Strategy to inhibit ovarian cancer in hens could benefit human health

N.C. State University graduate student Elizabeth Harris earned her 2011College of Agriculture and Life Sciences bachelor’s degree in animal science and is a master’s degree candidate in the university’s Physiology Graduate Program.

After this summer, when she completes her degree in the program, her plan is to go into scientific research in the field of reproductive biology.

It’s a career apparently already in progress, as illustrated by her research presented at the 2013 Graduate Student Research Symposium at N.C. State.

Harris, who is from Raleigh, presented her study of a strategy that could inhibit the initiation and progression of ovarian cancer in a hen – a procedure with potential human cancer prevention applications – in “Rescue of Mutant p53 by CP-313898 Prevents Spontaneous Ovarian Cancer in the Domestic Hen,” her poster display of the research methods and findings.

Ovarian cancer is associated with a reduction or loss of function in the p53, a tumor suppressor gene, which plays an important role in inhibiting the uncontrolled cell proliferation that is associated with cancer. The synthetic styrylquinazoline CP-31398 has been found to restore p53-DNA binding in mutated cells to prevent tumor growth, but it has not previously been studied in a spontaneous ovarian cancer model.

Harris’ study demonstrates the effect of CP-31398 on the spontaneous development of ovarian adenocarcinoma (a cancerous tumor found on epithelial tissue) in the 2-year-old laying hen.

“It’s a large-scale clinical trial assessing the effects of the chemopreventive compound CP-31398 on ovarian cancer rates, using the 2-year-old hens as a model for the pre-menopausal woman,” Harris says.

Among the conclusions and implications of the study, she notes why the hen is an excellent model for the pre-menopausal woman.

“By the time a woman reaches menopause, she has experienced approximately the same number of ovulations as the 2-year-old hen, and presumably the same amount of damage to the ovarian tissue epithelium. Like the human, the hen develops ovarian neoplasms spontaneously,” says Harris.

In the course of her study, “the hens were provided with feed containing various amounts of CP-31398 for 23 months and were necropsied to assess the incidence of cancer for each treatment group,” she says.

Among the key results: “We saw up to a 77 percent lower incidence of ovarian cancer in treated versus untreated hens.”

Harris notes among her study conclusions that CP-31398 is an “ideal pharmacological treatment for the prevention of ovarian cancer through the stabilization of p53 tumor suppressor, because it specifically targets the ovary” and that “the p53 rescue compound CP-31398 can be used as a means of ovarian protection in the adult hen and may eventually be an applicable cancer prevention treatment for women.”

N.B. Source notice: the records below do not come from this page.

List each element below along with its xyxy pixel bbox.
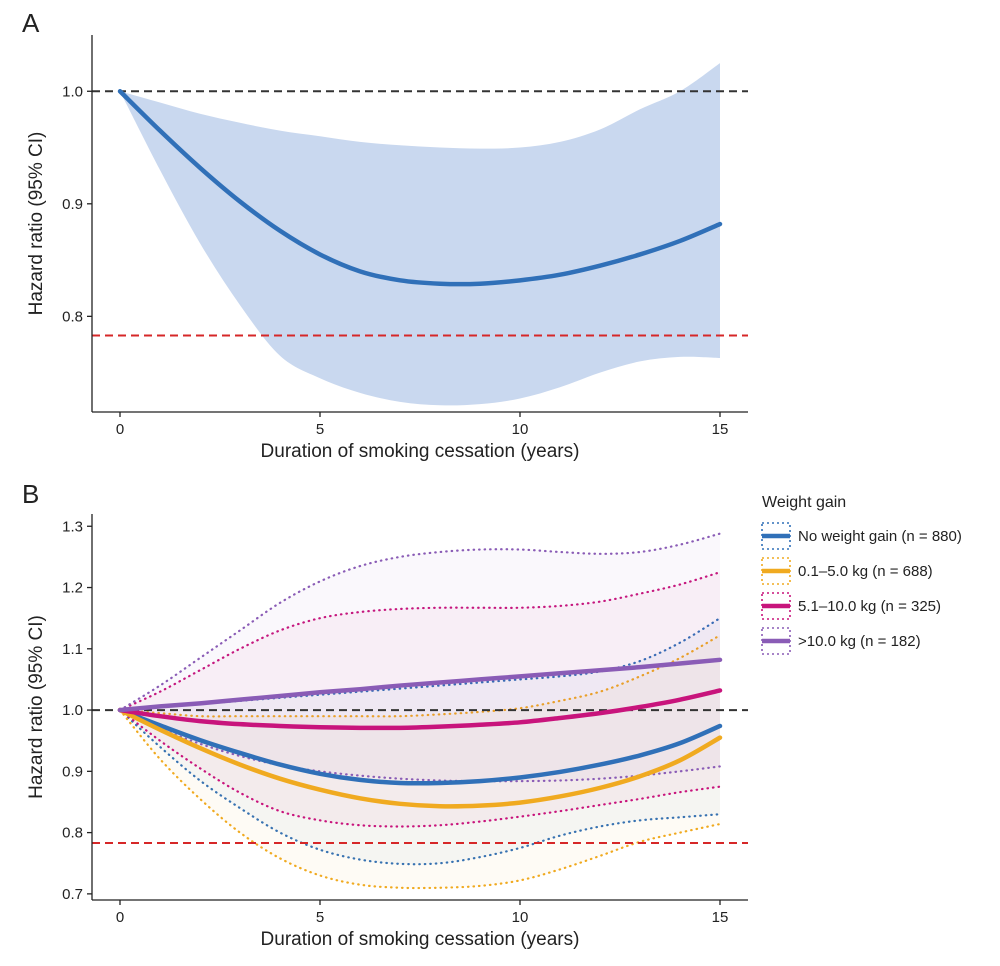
ci-upper-3: [118, 532, 722, 712]
series-line-3: [117, 657, 723, 713]
y-tick-label: 1.2: [62, 580, 83, 597]
y-tick-label: 0.9: [62, 196, 83, 213]
x-axis-title: Duration of smoking cessation (years): [261, 441, 580, 462]
legend-title: Weight gain: [762, 494, 846, 511]
legend-label: 0.1–5.0 kg (n = 688): [798, 563, 933, 580]
ci-band-1: [120, 635, 720, 889]
x-tick-label: 10: [512, 909, 529, 926]
y-tick-label: 0.8: [62, 825, 83, 842]
y-tick-label: 0.9: [62, 763, 83, 780]
ci-lower-2: [118, 708, 722, 828]
ci-upper-1: [118, 634, 722, 718]
x-tick-label: 10: [512, 421, 529, 438]
legend: Weight gain No weight gain (n = 880) 0.1–…: [761, 494, 962, 655]
series-line-1: [117, 707, 723, 809]
x-tick-label: 5: [316, 909, 324, 926]
series-line-0: [117, 707, 723, 786]
ci-band-0: [120, 63, 720, 406]
ci-band-3: [120, 533, 720, 782]
legend-label: No weight gain (n = 880): [798, 528, 962, 545]
y-tick-label: 1.0: [62, 83, 83, 100]
y-tick-label: 1.1: [62, 641, 83, 658]
ci-upper-2: [118, 571, 722, 712]
ci-band-0: [120, 618, 720, 865]
ci-lower-0: [118, 708, 722, 866]
legend-label: >10.0 kg (n = 182): [798, 633, 921, 650]
y-axis-title: Hazard ratio (95% CI): [26, 132, 47, 316]
panel-a-letter: A: [22, 8, 40, 38]
ci-lower-3: [118, 708, 722, 783]
y-tick-label: 1.3: [62, 518, 83, 535]
y-tick-label: 0.7: [62, 886, 83, 903]
x-tick-label: 15: [712, 421, 729, 438]
ci-lower-1: [118, 708, 722, 890]
x-tick-label: 15: [712, 909, 729, 926]
x-axis-title: Duration of smoking cessation (years): [261, 929, 580, 950]
x-tick-label: 0: [116, 421, 124, 438]
x-tick-label: 0: [116, 909, 124, 926]
y-tick-label: 1.0: [62, 702, 83, 719]
panel-a-plot: 0.8 0.9 1.0 0 5 10 15 Duration of smoking cessa…: [26, 35, 748, 462]
series-line-0: [117, 89, 723, 287]
panel-b-letter: B: [22, 479, 39, 509]
x-tick-label: 5: [316, 421, 324, 438]
y-tick-label: 0.8: [62, 308, 83, 325]
panel-b-plot: 0.7 0.8 0.9 1.0 1.1 1.2 1.3 0 5 10 15 Duration of s…: [26, 514, 748, 950]
series-line-2: [117, 688, 723, 731]
legend-label: 5.1–10.0 kg (n = 325): [798, 598, 941, 615]
y-axis-title: Hazard ratio (95% CI): [26, 615, 47, 799]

There are “certainly potential clinical applications in the women’s health field for a chemopreventive compound that has a protective effect on the ovary,” Harris says. “Ovarian cancer can be an extremely devastating disease. In 2011, the American Cancer Society estimated a 5-year survival rate of 44 percent for the average woman diagnosed with ovarian cancer.

“Effective chemoprevention and risk reduction are the first defenses against such a lethal disease.”

Noteworthy collaborators and mentors in Harris’ research are Dr. Paul Mozdziak, director of the N.C. State Physiology Graduate Program; CALS’ Dr. James Petitte and Dr. Kenneth Anderson, Prestage Department of Poultry Science; Dr. Oscar Fletcher, CVM Department of Population Health and Pathobiology; and Dr. Levy Kopelovich, Division of Cancer Prevention at the National Cancer Institute.

Harris adds that it was enrollment in the Physiology Graduate Program that “provided me with the opportunity to work on a project that is so relevant to women’s health.”